This fast and delicious no-cook Vietnamese vermicelli bowl is full of rice noodles, shrimp, crunchy veggies and fresh herbs then drizzled with a sweet and tangy vinaigrette.
Vermicelli noodle bowls are my everything. While I typically make fresh rolls with rice paper wrappers, and stuff them with everything from pulled pork to meatballs, this time I decided to switch things up and try serving my beloved shrimp rolls in a bowl.
I can’t make this dish without paying tribute to my parents who took us out for Vietnamese food at least twice a month throughout my childhood. We would always go on Sunday and leave just in time to get home to watch The Simpsons together as a family.
These infamous Sunday night dinners at Mr. Lee’s Vietnamese restaurant would foster my life-long love of Vietnamese food. While I typically ordered the “make your own” rice paper rolls with pork meatballs, my mom would always order a vermicelli bowl.
Traditionally topped with anything from pork to shrimp to chopped up fried Vietnamese egg rolls, the star of the dish is really the fresh herbs and the tangy fish sauce based vinaigrette.
The best kept secret about these bowls? They require absolutely NO cooking! You simply cover the rice noodles in hot water to soften then build your bowl with whatever toppings you have on hand. Ideal for the warm weather months to come when you don’t want to turn on the oven or stand over a hot stove.

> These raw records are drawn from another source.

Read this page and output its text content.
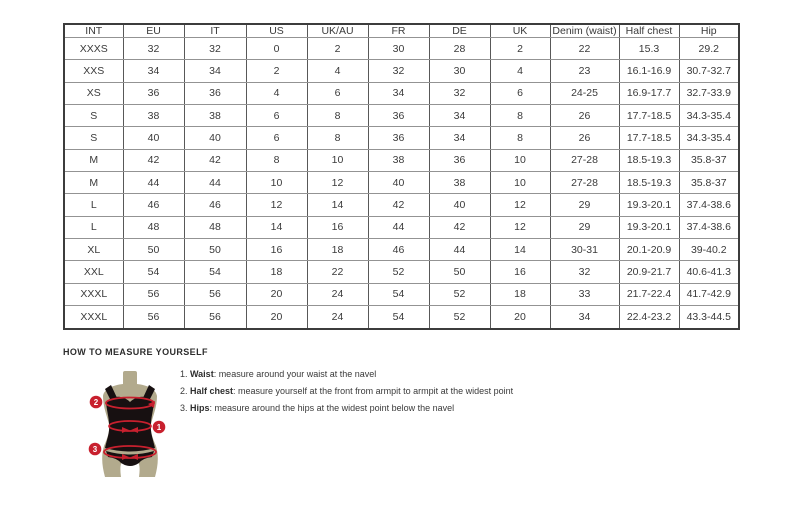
INT	EU	IT	US	UK/AU	FR	DE	UK	Denim (waist)	Half chest	Hip
XXXS	32	32	0	2	30	28	2	22	15.3	29.2
XXS	34	34	2	4	32	30	4	23	16.1-16.9	30.7-32.7
XS	36	36	4	6	34	32	6	24-25	16.9-17.7	32.7-33.9
S	38	38	6	8	36	34	8	26	17.7-18.5	34.3-35.4
S	40	40	6	8	36	34	8	26	17.7-18.5	34.3-35.4
M	42	42	8	10	38	36	10	27-28	18.5-19.3	35.8-37
M	44	44	10	12	40	38	10	27-28	18.5-19.3	35.8-37
L	46	46	12	14	42	40	12	29	19.3-20.1	37.4-38.6
L	48	48	14	16	44	42	12	29	19.3-20.1	37.4-38.6
XL	50	50	16	18	46	44	14	30-31	20.1-20.9	39-40.2
XXL	54	54	18	22	52	50	16	32	20.9-21.7	40.6-41.3
XXXL	56	56	20	24	54	52	18	33	21.7-22.4	41.7-42.9
XXXL	56	56	20	24	54	52	20	34	22.4-23.2	43.3-44.5
HOW TO MEASURE YOURSELF
2
1
3
1. Waist: measure around your waist at the navel
2. Half chest: measure yourself at the front from armpit to armpit at the widest point
3. Hips: measure around the hips at the widest point below the navel
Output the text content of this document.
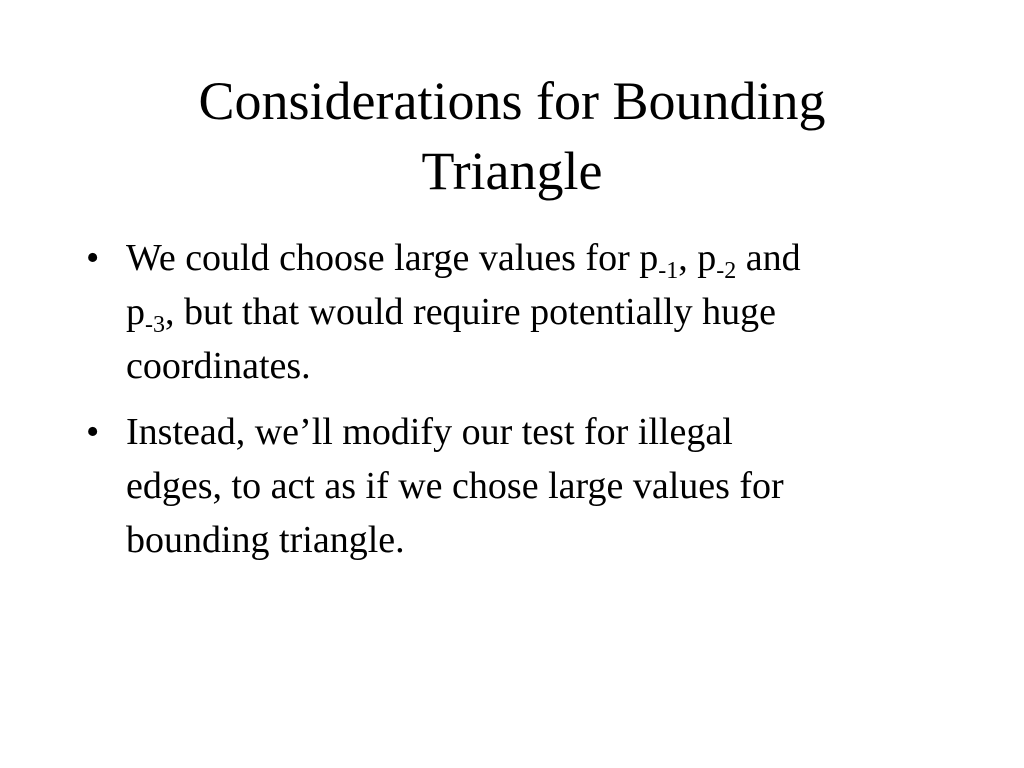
Considerations for Bounding
Triangle
• We could choose large values for $p_{-1}$, $p_{-2}$ and
$p_{-3}$, but that would require potentially huge
coordinates.
• Instead, we’ll modify our test for illegal
edges, to act as if we chose large values for
bounding triangle.
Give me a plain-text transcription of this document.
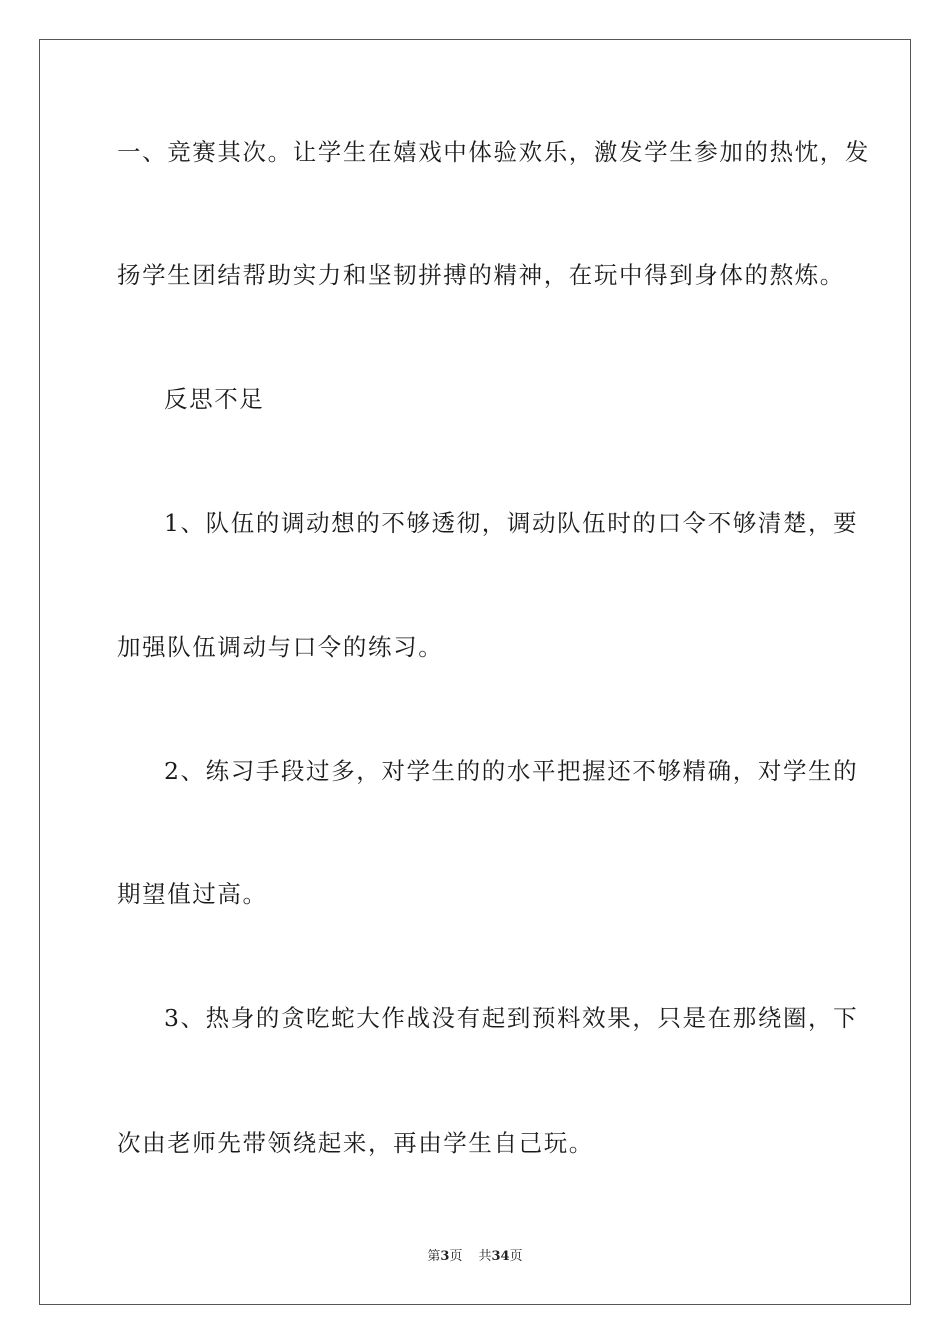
一、竞赛其次。让学生在嬉戏中体验欢乐，激发学生参加的热忱，发
扬学生团结帮助实力和坚韧拼搏的精神，在玩中得到身体的熬炼。
反思不足
1、队伍的调动想的不够透彻，调动队伍时的口令不够清楚，要
加强队伍调动与口令的练习。
2、练习手段过多，对学生的的水平把握还不够精确，对学生的
期望值过高。
3、热身的贪吃蛇大作战没有起到预料效果，只是在那绕圈，下
次由老师先带领绕起来，再由学生自己玩。
第3页 共34页
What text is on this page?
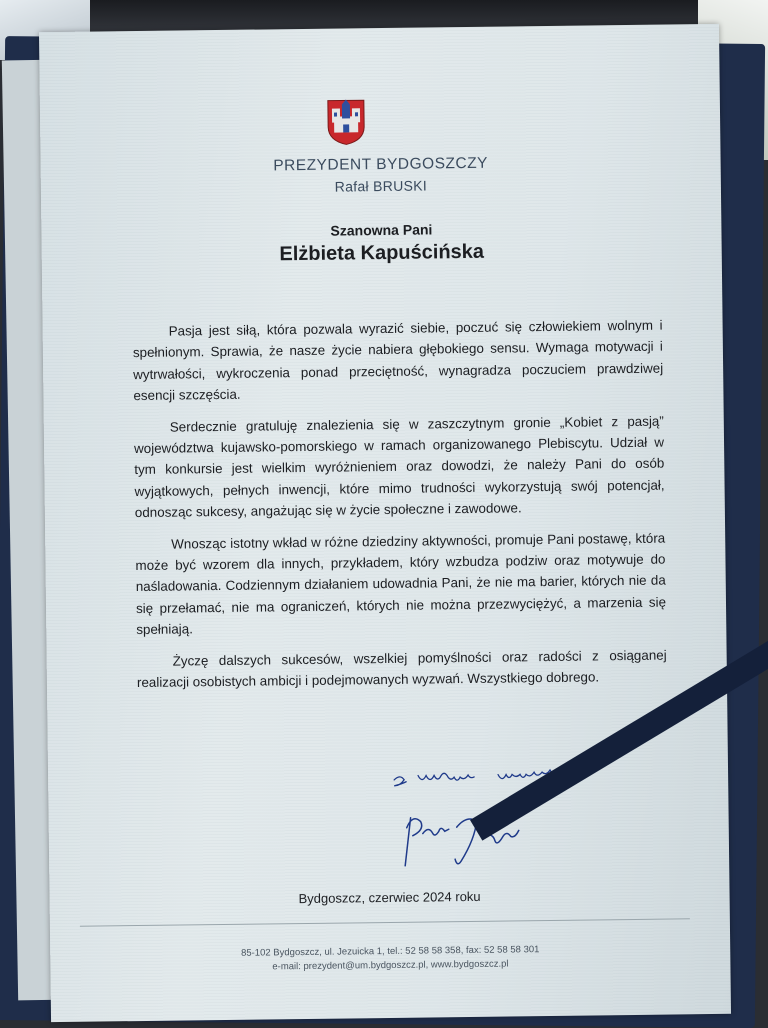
PREZYDENT BYDGOSZCZY
Rafał BRUSKI
Szanowna Pani
Elżbieta Kapuścińska

Pasja jest siłą, która pozwala wyrazić siebie, poczuć się człowiekiem wolnym i spełnionym. Sprawia, że nasze życie nabiera głębokiego sensu. Wymaga motywacji i wytrwałości, wykroczenia ponad przeciętność, wynagradza poczuciem prawdziwej esencji szczęścia.

Serdecznie gratuluję znalezienia się w zaszczytnym gronie „Kobiet z pasją” województwa kujawsko-pomorskiego w ramach organizowanego Plebiscytu. Udział w tym konkursie jest wielkim wyróżnieniem oraz dowodzi, że należy Pani do osób wyjątkowych, pełnych inwencji, które mimo trudności wykorzystują swój potencjał, odnosząc sukcesy, angażując się w życie społeczne i zawodowe.

Wnosząc istotny wkład w różne dziedziny aktywności, promuje Pani postawę, która może być wzorem dla innych, przykładem, który wzbudza podziw oraz motywuje do naśladowania. Codziennym działaniem udowadnia Pani, że nie ma barier, których nie da się przełamać, nie ma ograniczeń, których nie można przezwyciężyć, a marzenia się spełniają.

Życzę dalszych sukcesów, wszelkiej pomyślności oraz radości z osiąganej realizacji osobistych ambicji i podejmowanych wyzwań. Wszystkiego dobrego.

Bydgoszcz, czerwiec 2024 roku
85-102 Bydgoszcz, ul. Jezuicka 1, tel.: 52 58 58 358, fax: 52 58 58 301
e-mail: prezydent@um.bydgoszcz.pl, www.bydgoszcz.pl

Your chopsticks are waiting.
Vietnamese Shrimp Noodle Bowl
- 8 ounces vermicelli rice noodles prepared according to package instructions
- 16 large cooked shrimp peeled
- 1 cup bibb lettuce leaves
- 1/2 cup sliced cucumbers
- 1/2 cup shredded carrots
- 1/2 cup mixed fresh herbs (i.e. mint,cilantro, basil, etc.)
- 1/4 cup chopped peanuts
- Divide noodles between four bowls and top each one with equal parts cooked shrimp, sliced cucumbers, shredded carrots and fresh herbs.
- In a small bowl, whisk together the vinaigrette and drizzle on top of each vermicelli bowl.
- Sprinkle with chopped peanuts to serve.